Connected cars is becoming more of a vital part of the vehicle the technology to keep these cars connected is pushing towards 5G. This new mobile technology hopes make commerce more possible within cars as the new data connection rolls out. However it isn't a clear path to connectivity before everyone is hooked up with 5G.
The first is just making the technology work well enough to provide reliable support to connected cars and trucks. Mobile network operators have started the hard work of 5G deployments but there is still a ways to go.
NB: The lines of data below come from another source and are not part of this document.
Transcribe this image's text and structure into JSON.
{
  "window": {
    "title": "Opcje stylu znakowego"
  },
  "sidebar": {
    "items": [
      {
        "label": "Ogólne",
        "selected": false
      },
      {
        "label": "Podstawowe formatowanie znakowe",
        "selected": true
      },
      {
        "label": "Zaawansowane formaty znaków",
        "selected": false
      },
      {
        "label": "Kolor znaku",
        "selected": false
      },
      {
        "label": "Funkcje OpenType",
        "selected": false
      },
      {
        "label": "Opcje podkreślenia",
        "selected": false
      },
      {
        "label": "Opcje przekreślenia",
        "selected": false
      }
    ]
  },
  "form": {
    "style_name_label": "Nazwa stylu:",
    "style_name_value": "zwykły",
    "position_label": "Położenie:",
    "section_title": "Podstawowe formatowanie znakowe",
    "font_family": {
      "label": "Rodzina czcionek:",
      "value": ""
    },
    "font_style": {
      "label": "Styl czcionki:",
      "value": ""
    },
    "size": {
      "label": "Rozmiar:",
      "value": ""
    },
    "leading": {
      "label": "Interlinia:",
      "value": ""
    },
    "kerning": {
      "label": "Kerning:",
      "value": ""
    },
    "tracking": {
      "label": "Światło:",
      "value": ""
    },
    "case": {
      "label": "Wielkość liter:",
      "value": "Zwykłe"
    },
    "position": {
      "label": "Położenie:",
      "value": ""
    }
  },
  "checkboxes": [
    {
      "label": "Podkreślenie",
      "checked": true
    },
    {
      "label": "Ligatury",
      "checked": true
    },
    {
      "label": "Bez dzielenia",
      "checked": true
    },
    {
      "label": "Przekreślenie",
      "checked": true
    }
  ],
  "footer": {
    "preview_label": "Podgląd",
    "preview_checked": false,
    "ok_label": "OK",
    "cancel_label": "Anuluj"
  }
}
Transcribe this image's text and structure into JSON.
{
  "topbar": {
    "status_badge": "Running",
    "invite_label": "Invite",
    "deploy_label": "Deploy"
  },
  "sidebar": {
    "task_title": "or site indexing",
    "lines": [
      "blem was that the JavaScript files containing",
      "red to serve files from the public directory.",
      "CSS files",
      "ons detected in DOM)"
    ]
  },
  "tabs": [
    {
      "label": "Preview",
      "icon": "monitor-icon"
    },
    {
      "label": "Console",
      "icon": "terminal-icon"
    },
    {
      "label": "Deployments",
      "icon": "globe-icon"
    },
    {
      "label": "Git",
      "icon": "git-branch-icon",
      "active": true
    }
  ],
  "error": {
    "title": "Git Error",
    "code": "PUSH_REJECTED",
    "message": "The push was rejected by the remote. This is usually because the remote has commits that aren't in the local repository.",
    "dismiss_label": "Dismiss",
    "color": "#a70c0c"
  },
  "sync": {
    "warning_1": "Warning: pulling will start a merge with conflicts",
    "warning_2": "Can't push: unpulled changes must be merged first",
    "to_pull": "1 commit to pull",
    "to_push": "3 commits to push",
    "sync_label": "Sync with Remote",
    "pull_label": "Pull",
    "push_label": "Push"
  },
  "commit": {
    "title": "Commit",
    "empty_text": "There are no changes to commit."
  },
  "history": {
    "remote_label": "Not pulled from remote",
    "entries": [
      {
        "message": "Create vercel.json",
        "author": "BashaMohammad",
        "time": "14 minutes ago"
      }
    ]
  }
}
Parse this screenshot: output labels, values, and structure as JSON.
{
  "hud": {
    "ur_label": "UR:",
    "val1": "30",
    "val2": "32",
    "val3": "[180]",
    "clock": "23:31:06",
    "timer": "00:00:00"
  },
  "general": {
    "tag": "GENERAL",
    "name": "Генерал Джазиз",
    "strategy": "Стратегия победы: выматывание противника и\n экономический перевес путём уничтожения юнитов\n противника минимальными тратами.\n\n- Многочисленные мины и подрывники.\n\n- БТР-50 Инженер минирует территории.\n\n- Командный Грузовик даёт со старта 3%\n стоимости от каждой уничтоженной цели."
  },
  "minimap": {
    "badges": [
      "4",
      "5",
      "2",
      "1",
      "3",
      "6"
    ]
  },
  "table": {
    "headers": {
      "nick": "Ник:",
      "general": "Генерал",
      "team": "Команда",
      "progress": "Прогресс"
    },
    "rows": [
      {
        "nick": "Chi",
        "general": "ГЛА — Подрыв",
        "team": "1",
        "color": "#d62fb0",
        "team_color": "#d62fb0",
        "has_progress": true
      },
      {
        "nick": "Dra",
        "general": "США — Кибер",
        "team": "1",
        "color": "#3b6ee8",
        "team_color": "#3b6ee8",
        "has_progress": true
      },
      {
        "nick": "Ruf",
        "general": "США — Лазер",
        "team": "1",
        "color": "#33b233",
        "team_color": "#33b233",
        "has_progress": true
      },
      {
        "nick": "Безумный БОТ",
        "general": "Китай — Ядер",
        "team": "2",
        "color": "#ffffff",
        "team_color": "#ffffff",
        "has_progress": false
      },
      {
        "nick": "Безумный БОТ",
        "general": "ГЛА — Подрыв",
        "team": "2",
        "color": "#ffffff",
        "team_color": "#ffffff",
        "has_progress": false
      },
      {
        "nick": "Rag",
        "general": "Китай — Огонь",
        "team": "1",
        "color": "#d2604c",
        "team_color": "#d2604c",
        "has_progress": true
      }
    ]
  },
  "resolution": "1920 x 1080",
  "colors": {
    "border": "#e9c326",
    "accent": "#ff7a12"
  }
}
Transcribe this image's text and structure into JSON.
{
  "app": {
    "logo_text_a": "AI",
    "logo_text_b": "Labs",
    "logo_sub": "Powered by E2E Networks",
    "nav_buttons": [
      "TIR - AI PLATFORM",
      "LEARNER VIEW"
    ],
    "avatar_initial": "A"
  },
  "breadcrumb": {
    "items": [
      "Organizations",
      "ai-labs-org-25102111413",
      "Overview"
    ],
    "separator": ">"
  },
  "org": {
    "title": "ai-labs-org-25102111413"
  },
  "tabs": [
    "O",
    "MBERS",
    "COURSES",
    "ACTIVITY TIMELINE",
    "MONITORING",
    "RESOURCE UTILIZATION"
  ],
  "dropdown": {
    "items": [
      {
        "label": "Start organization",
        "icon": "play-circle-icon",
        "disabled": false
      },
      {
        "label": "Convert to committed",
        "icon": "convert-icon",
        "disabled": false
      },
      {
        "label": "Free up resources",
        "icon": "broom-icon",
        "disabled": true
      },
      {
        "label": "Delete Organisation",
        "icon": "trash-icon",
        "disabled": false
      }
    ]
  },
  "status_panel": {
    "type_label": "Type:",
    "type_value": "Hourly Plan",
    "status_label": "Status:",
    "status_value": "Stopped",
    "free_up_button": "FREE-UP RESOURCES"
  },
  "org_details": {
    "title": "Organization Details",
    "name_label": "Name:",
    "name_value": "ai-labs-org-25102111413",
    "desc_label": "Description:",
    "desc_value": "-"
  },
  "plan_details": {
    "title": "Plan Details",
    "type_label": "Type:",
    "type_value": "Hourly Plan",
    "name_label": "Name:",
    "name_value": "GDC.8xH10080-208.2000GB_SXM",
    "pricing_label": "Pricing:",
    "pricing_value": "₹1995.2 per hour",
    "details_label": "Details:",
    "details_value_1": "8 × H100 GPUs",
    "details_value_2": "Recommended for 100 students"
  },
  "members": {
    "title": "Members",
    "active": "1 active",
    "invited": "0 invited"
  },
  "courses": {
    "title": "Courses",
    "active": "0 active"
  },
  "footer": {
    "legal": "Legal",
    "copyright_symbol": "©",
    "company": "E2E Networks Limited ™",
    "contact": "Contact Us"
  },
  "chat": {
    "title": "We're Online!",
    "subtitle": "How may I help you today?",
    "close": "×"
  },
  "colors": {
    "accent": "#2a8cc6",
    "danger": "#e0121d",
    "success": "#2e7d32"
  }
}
A recent example of that came from Verizon, which in April activated its 5G network in Chicago and Minneapolis, two big Midwestern cities that also serve as tech hubs for that region. According to a report from CNBC, early tests of that network didn’t turn out so well, with speeds not at a 5G level yet, along with other problems. That said, “networks take time to build,” the report noted, adding that “4G LTE rolled out over a couple of years and people experienced similar issues when it was new.”
Another potential problem — though one that seems on the path to being solved in favor of 5G — is the push by some organizations to use older Wi-Fi standards for the emerging ecosystem for connected vehicles. The debate has mainly played out in Europe. There, according to a report, the European Parliament recently “voted for the Wi-Fi standard in a plenary session. The European Commission sided with Volkswagen and its WiFi standard, dealing a serious blow to BMW, Qualcomm, and others endorsing 5G technology. Renault, Toyota, NXP, Autotalks, and Kapsch TrafficCom all support WiFi as the standard for connected cars while Daimler, Ford, PSA Group, Deutsche Telekom, Ericsson, Huawei, Intel, Qualcomm, and Samsung have all backed 5G.”